The Federal Reserve's benchmark rate is projected to decrease from 4.75-5% to 3.4% by the end of 2025 and further to 2.9% in 2026. This shift could help banks regain profitability as they deal with higher deposit costs and stagnant loan growth.
In 2022, the Fed's rate hikes allowed banks to increase loan rates, boosting net interest income (NII). However, the current landscape has changed, with deposit costs rising and loan growth stalling. Most large banks are expected to report declines in NII, both year-over-year and sequentially. Bank of America and Goldman Sachs are exceptions, with Bank of America projected to see a 1% increase in NII from the second quarter and Goldman Sachs expected to report a year-over-year increase in NII.
Wells Fargo is facing a tough situation, with a projected sixth consecutive quarterly decline in NII primarily due to rising deposit costs. JPMorgan Chase, the largest bank in the U.S., has seen a decline in deposits for two consecutive quarters while incurring significantly higher interest costs on those deposits. Loan growth estimates for large banks have remained stagnant in the third quarter, with little to no change compared to the previous quarter and the same period last year. Citigroup is expected to lead with a 4% increase in loan growth from last year's third quarter.

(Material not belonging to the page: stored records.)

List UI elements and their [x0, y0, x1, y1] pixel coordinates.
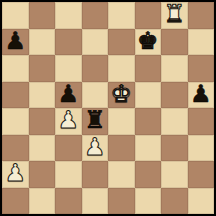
square-a3[interactable] [2, 135, 29, 162]
square-h7[interactable] [188, 29, 215, 56]
square-d5[interactable] [82, 82, 109, 109]
square-e8[interactable] [108, 2, 135, 29]
square-e1[interactable] [108, 188, 135, 215]
square-c7[interactable] [55, 29, 82, 56]
square-c3[interactable] [55, 135, 82, 162]
square-a1[interactable] [2, 188, 29, 215]
square-b3[interactable] [29, 135, 56, 162]
square-g4[interactable] [161, 108, 188, 135]
square-e2[interactable] [108, 161, 135, 188]
piece-white-pawn: ♟ [57, 108, 79, 132]
square-a6[interactable] [2, 55, 29, 82]
square-d4[interactable]: ♜ [82, 108, 109, 135]
square-h4[interactable] [188, 108, 215, 135]
square-h6[interactable] [188, 55, 215, 82]
square-e7[interactable] [108, 29, 135, 56]
square-e5[interactable]: ♚ [108, 82, 135, 109]
square-f6[interactable] [135, 55, 162, 82]
square-c2[interactable] [55, 161, 82, 188]
square-a5[interactable] [2, 82, 29, 109]
piece-white-king: ♚ [110, 82, 132, 106]
square-d7[interactable] [82, 29, 109, 56]
square-c8[interactable] [55, 2, 82, 29]
square-g6[interactable] [161, 55, 188, 82]
square-d8[interactable] [82, 2, 109, 29]
square-c4[interactable]: ♟ [55, 108, 82, 135]
square-d6[interactable] [82, 55, 109, 82]
square-d3[interactable]: ♟ [82, 135, 109, 162]
square-b1[interactable] [29, 188, 56, 215]
square-c1[interactable] [55, 188, 82, 215]
piece-black-king: ♚ [137, 29, 159, 53]
square-b7[interactable] [29, 29, 56, 56]
square-h1[interactable] [188, 188, 215, 215]
square-a2[interactable]: ♟ [2, 161, 29, 188]
square-a4[interactable] [2, 108, 29, 135]
square-f5[interactable] [135, 82, 162, 109]
square-g7[interactable] [161, 29, 188, 56]
square-f1[interactable] [135, 188, 162, 215]
square-a8[interactable] [2, 2, 29, 29]
square-h8[interactable] [188, 2, 215, 29]
square-b8[interactable] [29, 2, 56, 29]
piece-black-pawn: ♟ [57, 82, 79, 106]
piece-white-pawn: ♟ [84, 135, 106, 159]
square-c6[interactable] [55, 55, 82, 82]
chess-board: ♜♟♚♟♚♟♟♜♟♟ [0, 0, 216, 216]
chess-board-container: ♜♟♚♟♚♟♟♜♟♟ [0, 0, 216, 216]
square-h2[interactable] [188, 161, 215, 188]
square-g1[interactable] [161, 188, 188, 215]
square-h5[interactable]: ♟ [188, 82, 215, 109]
square-f3[interactable] [135, 135, 162, 162]
piece-white-pawn: ♟ [4, 161, 26, 185]
square-e4[interactable] [108, 108, 135, 135]
piece-white-rook: ♜ [163, 2, 185, 26]
square-d1[interactable] [82, 188, 109, 215]
square-f2[interactable] [135, 161, 162, 188]
square-b2[interactable] [29, 161, 56, 188]
square-b5[interactable] [29, 82, 56, 109]
square-g3[interactable] [161, 135, 188, 162]
piece-black-pawn: ♟ [190, 82, 212, 106]
square-h3[interactable] [188, 135, 215, 162]
square-e6[interactable] [108, 55, 135, 82]
square-e3[interactable] [108, 135, 135, 162]
square-b6[interactable] [29, 55, 56, 82]
square-a7[interactable]: ♟ [2, 29, 29, 56]
square-f7[interactable]: ♚ [135, 29, 162, 56]
square-f8[interactable] [135, 2, 162, 29]
square-c5[interactable]: ♟ [55, 82, 82, 109]
square-f4[interactable] [135, 108, 162, 135]
square-b4[interactable] [29, 108, 56, 135]
piece-black-pawn: ♟ [4, 29, 26, 53]
square-d2[interactable] [82, 161, 109, 188]
square-g8[interactable]: ♜ [161, 2, 188, 29]
square-g2[interactable] [161, 161, 188, 188]
piece-black-rook: ♜ [84, 108, 106, 132]
square-g5[interactable] [161, 82, 188, 109]
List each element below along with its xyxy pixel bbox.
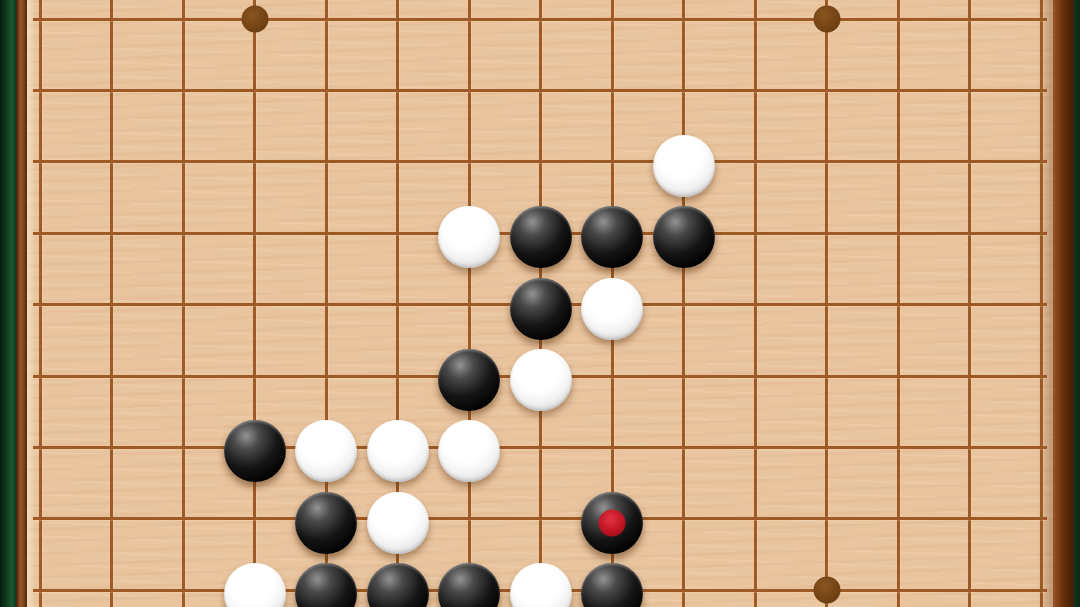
black-stone [438,349,500,411]
black-stone [581,206,643,268]
black-stone [224,420,286,482]
white-stone [510,349,572,411]
frame-green-left [0,0,16,607]
grid-line-horizontal [33,517,1047,520]
white-stone [581,278,643,340]
star-point [241,6,268,33]
white-stone [653,135,715,197]
black-stone [581,492,643,554]
frame-brown-left [16,0,27,607]
white-stone [295,420,357,482]
frame-brown-right [1053,0,1074,607]
black-stone [295,492,357,554]
grid-line-horizontal [33,18,1047,21]
grid-line-horizontal [33,446,1047,449]
black-stone [510,206,572,268]
black-stone [510,278,572,340]
black-stone [653,206,715,268]
white-stone [367,492,429,554]
white-stone [438,206,500,268]
star-point [813,577,840,604]
grid-line-horizontal [33,89,1047,92]
grid-line-horizontal [33,160,1047,163]
white-stone [438,420,500,482]
white-stone [367,420,429,482]
gomoku-game-screen [0,0,1080,607]
last-move-marker [599,509,626,536]
star-point [813,6,840,33]
frame-green-right [1074,0,1080,607]
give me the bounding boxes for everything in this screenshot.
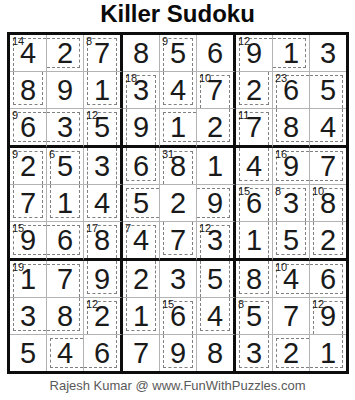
digit: 6 — [47, 222, 83, 258]
digit: 7 — [47, 261, 83, 297]
cell-r8c1[interactable]: 3 — [10, 298, 47, 335]
cell-r2c1[interactable]: 8 — [10, 72, 47, 109]
digit: 6 — [310, 261, 346, 297]
cage-sum: 12 — [312, 298, 324, 310]
digit: 2 — [236, 72, 272, 108]
cell-r7c6[interactable]: 5 — [197, 261, 236, 298]
cage-sum: 6 — [49, 148, 55, 160]
page-title: Killer Sudoku — [0, 0, 355, 28]
cell-r5c1[interactable]: 7 — [10, 185, 47, 222]
cell-r6c8[interactable]: 5 — [273, 222, 310, 261]
digit: 9 — [84, 261, 120, 297]
cell-r1c2[interactable]: 2 — [47, 35, 84, 72]
cell-r5c6[interactable]: 9 — [197, 185, 236, 222]
cage-sum: 16 — [275, 148, 287, 160]
digit: 8 — [236, 261, 272, 297]
grid-row: 926536318141697 — [10, 148, 346, 185]
digit: 4 — [84, 185, 120, 221]
cell-r4c9[interactable]: 7 — [310, 148, 346, 185]
cell-r5c4[interactable]: 5 — [123, 185, 160, 222]
cell-r9c8[interactable]: 2 — [273, 335, 310, 371]
cell-r1c3[interactable]: 87 — [84, 35, 123, 72]
cell-r9c9[interactable]: 1 — [310, 335, 346, 371]
cell-r9c4[interactable]: 7 — [123, 335, 160, 371]
digit: 7 — [310, 148, 346, 184]
cell-r9c7[interactable]: 3 — [236, 335, 273, 371]
cell-r4c3[interactable]: 3 — [84, 148, 123, 185]
digit: 5 — [10, 335, 46, 371]
digit: 3 — [10, 298, 46, 334]
cage-sum: 9 — [12, 148, 18, 160]
cell-r4c8[interactable]: 169 — [273, 148, 310, 185]
digit: 7 — [160, 222, 196, 258]
digit: 2 — [197, 109, 233, 145]
cell-r5c8[interactable]: 83 — [273, 185, 310, 222]
cage-sum: 7 — [125, 222, 131, 234]
digit: 9 — [123, 109, 159, 145]
cage-sum: 11 — [238, 109, 249, 121]
digit: 2 — [123, 261, 159, 297]
digit: 1 — [197, 148, 233, 184]
cell-r8c9[interactable]: 129 — [310, 298, 346, 335]
digit: 7 — [10, 185, 46, 221]
cage-sum: 23 — [275, 72, 287, 84]
cell-r5c2[interactable]: 1 — [47, 185, 84, 222]
digit: 5 — [123, 185, 159, 221]
cell-r2c4[interactable]: 183 — [123, 72, 160, 109]
cage-sum: 10 — [199, 72, 211, 84]
cell-r4c4[interactable]: 6 — [123, 148, 160, 185]
digit: 4 — [197, 298, 233, 334]
cell-r3c9[interactable]: 4 — [310, 109, 346, 148]
cage-sum: 17 — [86, 222, 98, 234]
cell-r7c7[interactable]: 8 — [236, 261, 273, 298]
grid-row: 96312591211784 — [10, 109, 346, 148]
digit: 6 — [84, 335, 120, 371]
grid-row: 1596178747123152 — [10, 222, 346, 261]
cell-r4c6[interactable]: 1 — [197, 148, 236, 185]
cell-r7c9[interactable]: 6 — [310, 261, 346, 298]
digit: 2 — [273, 335, 309, 371]
cell-r8c4[interactable]: 1 — [123, 298, 160, 335]
cell-r2c8[interactable]: 236 — [273, 72, 310, 109]
digit: 5 — [273, 222, 309, 258]
cage-sum: 15 — [238, 185, 250, 197]
cell-r7c4[interactable]: 2 — [123, 261, 160, 298]
digit: 8 — [273, 109, 309, 145]
grid-row: 144287895612913 — [10, 35, 346, 72]
cage-sum: 12 — [238, 35, 250, 47]
cage-sum: 19 — [12, 261, 24, 273]
cell-r6c3[interactable]: 178 — [84, 222, 123, 261]
cage-sum: 9 — [12, 109, 18, 121]
sudoku-grid: 1442878956129138911834107223659631259121… — [7, 32, 349, 374]
cell-r8c7[interactable]: 85 — [236, 298, 273, 335]
grid-row: 71452915683108 — [10, 185, 346, 222]
digit: 5 — [310, 72, 346, 108]
cell-r8c8[interactable]: 7 — [273, 298, 310, 335]
cage-sum: 15 — [12, 222, 24, 234]
digit: 2 — [47, 35, 83, 71]
cage-sum: 14 — [12, 35, 24, 47]
cell-r9c3[interactable]: 6 — [84, 335, 123, 371]
cage-sum: 9 — [162, 35, 168, 47]
cell-r1c6[interactable]: 6 — [197, 35, 236, 72]
cell-r2c5[interactable]: 4 — [160, 72, 197, 109]
cell-r1c8[interactable]: 1 — [273, 35, 310, 72]
digit: 9 — [160, 335, 196, 371]
cell-r6c4[interactable]: 74 — [123, 222, 160, 261]
digit: 9 — [47, 72, 83, 108]
cell-r2c7[interactable]: 2 — [236, 72, 273, 109]
digit: 1 — [310, 335, 346, 371]
digit: 8 — [47, 298, 83, 334]
digit: 3 — [236, 335, 272, 371]
grid-row: 3812211564857129 — [10, 298, 346, 335]
cell-r3c3[interactable]: 125 — [84, 109, 123, 148]
cell-r1c4[interactable]: 8 — [123, 35, 160, 72]
cell-r2c2[interactable]: 9 — [47, 72, 84, 109]
cell-r3c1[interactable]: 96 — [10, 109, 47, 148]
cage-sum: 12 — [199, 222, 211, 234]
cell-r3c5[interactable]: 1 — [160, 109, 197, 148]
cell-r6c2[interactable]: 6 — [47, 222, 84, 261]
cage-sum: 8 — [86, 35, 92, 47]
cell-r5c9[interactable]: 108 — [310, 185, 346, 222]
cell-r7c3[interactable]: 9 — [84, 261, 123, 298]
digit: 8 — [197, 335, 233, 371]
footer-credit: Rajesh Kumar @ www.FunWithPuzzles.com — [0, 378, 355, 393]
cell-r9c5[interactable]: 9 — [160, 335, 197, 371]
cell-r1c1[interactable]: 144 — [10, 35, 47, 72]
digit: 4 — [236, 148, 272, 184]
cage-sum: 8 — [238, 298, 244, 310]
digit: 8 — [10, 72, 46, 108]
cell-r4c2[interactable]: 65 — [47, 148, 84, 185]
cell-r2c3[interactable]: 1 — [84, 72, 123, 109]
cage-sum: 10 — [275, 261, 287, 273]
digit: 6 — [197, 35, 233, 71]
cell-r9c1[interactable]: 5 — [10, 335, 47, 371]
cell-r5c3[interactable]: 4 — [84, 185, 123, 222]
digit: 1 — [160, 109, 196, 145]
cell-r3c6[interactable]: 2 — [197, 109, 236, 148]
cell-r8c3[interactable]: 122 — [84, 298, 123, 335]
cell-r6c7[interactable]: 1 — [236, 222, 273, 261]
cell-r4c7[interactable]: 4 — [236, 148, 273, 185]
cage-sum: 18 — [125, 72, 137, 84]
digit: 4 — [310, 109, 346, 145]
digit: 3 — [160, 261, 196, 297]
digit: 5 — [197, 261, 233, 297]
cell-r7c2[interactable]: 7 — [47, 261, 84, 298]
cage-sum: 31 — [162, 148, 174, 160]
cage-sum: 12 — [86, 109, 98, 121]
digit: 9 — [197, 185, 233, 221]
digit: 8 — [123, 35, 159, 71]
cell-r9c2[interactable]: 4 — [47, 335, 84, 371]
cell-r6c1[interactable]: 159 — [10, 222, 47, 261]
cage-sum: 12 — [86, 298, 98, 310]
digit: 1 — [84, 72, 120, 108]
cell-r5c5[interactable]: 2 — [160, 185, 197, 222]
cell-r5c7[interactable]: 156 — [236, 185, 273, 222]
cell-r1c5[interactable]: 95 — [160, 35, 197, 72]
cell-r6c5[interactable]: 7 — [160, 222, 197, 261]
cell-r3c8[interactable]: 8 — [273, 109, 310, 148]
digit: 6 — [123, 148, 159, 184]
cell-r9c6[interactable]: 8 — [197, 335, 236, 371]
grid-row: 1917923581046 — [10, 261, 346, 298]
digit: 3 — [310, 35, 346, 71]
cell-r8c5[interactable]: 156 — [160, 298, 197, 335]
grid-row: 546798321 — [10, 335, 346, 371]
digit: 2 — [160, 185, 196, 221]
digit: 7 — [273, 298, 309, 334]
cell-r2c6[interactable]: 107 — [197, 72, 236, 109]
cell-r8c2[interactable]: 8 — [47, 298, 84, 335]
cell-r4c5[interactable]: 318 — [160, 148, 197, 185]
cell-r1c9[interactable]: 3 — [310, 35, 346, 72]
cell-r8c6[interactable]: 4 — [197, 298, 236, 335]
cell-r6c6[interactable]: 123 — [197, 222, 236, 261]
cell-r1c7[interactable]: 129 — [236, 35, 273, 72]
digit: 1 — [47, 185, 83, 221]
digit: 2 — [310, 222, 346, 258]
cell-r4c1[interactable]: 92 — [10, 148, 47, 185]
digit: 7 — [123, 335, 159, 371]
digit: 4 — [160, 72, 196, 108]
digit: 3 — [47, 109, 83, 145]
cell-r3c4[interactable]: 9 — [123, 109, 160, 148]
cage-sum: 10 — [312, 185, 324, 197]
cell-r2c9[interactable]: 5 — [310, 72, 346, 109]
cell-r3c7[interactable]: 117 — [236, 109, 273, 148]
cell-r7c8[interactable]: 104 — [273, 261, 310, 298]
digit: 1 — [236, 222, 272, 258]
cell-r3c2[interactable]: 3 — [47, 109, 84, 148]
digit: 1 — [123, 298, 159, 334]
cell-r7c1[interactable]: 191 — [10, 261, 47, 298]
cage-sum: 15 — [162, 298, 174, 310]
cage-sum: 8 — [275, 185, 281, 197]
cell-r7c5[interactable]: 3 — [160, 261, 197, 298]
grid-row: 891183410722365 — [10, 72, 346, 109]
digit: 3 — [84, 148, 120, 184]
digit: 4 — [47, 335, 83, 371]
digit: 1 — [273, 35, 309, 71]
cell-r6c9[interactable]: 2 — [310, 222, 346, 261]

The recent rise in stock and bond markets has positively impacted wealth management fees for many banks. However, as the Fed implements rate cuts, investor focus may shift towards the broader economic landscape, potentially leading to declines in wealth management fees. Most banks are preparing for lower expected revenues in investment banking, reflecting a lack of interest in mergers and acquisitions. However, the anticipated Fed rate cuts could stimulate M&A activity in the future, potentially boosting investment banking revenues.
The interplay between interest rates, consumer behavior, and economic conditions will be critical in shaping the financial performance of banks in the coming months.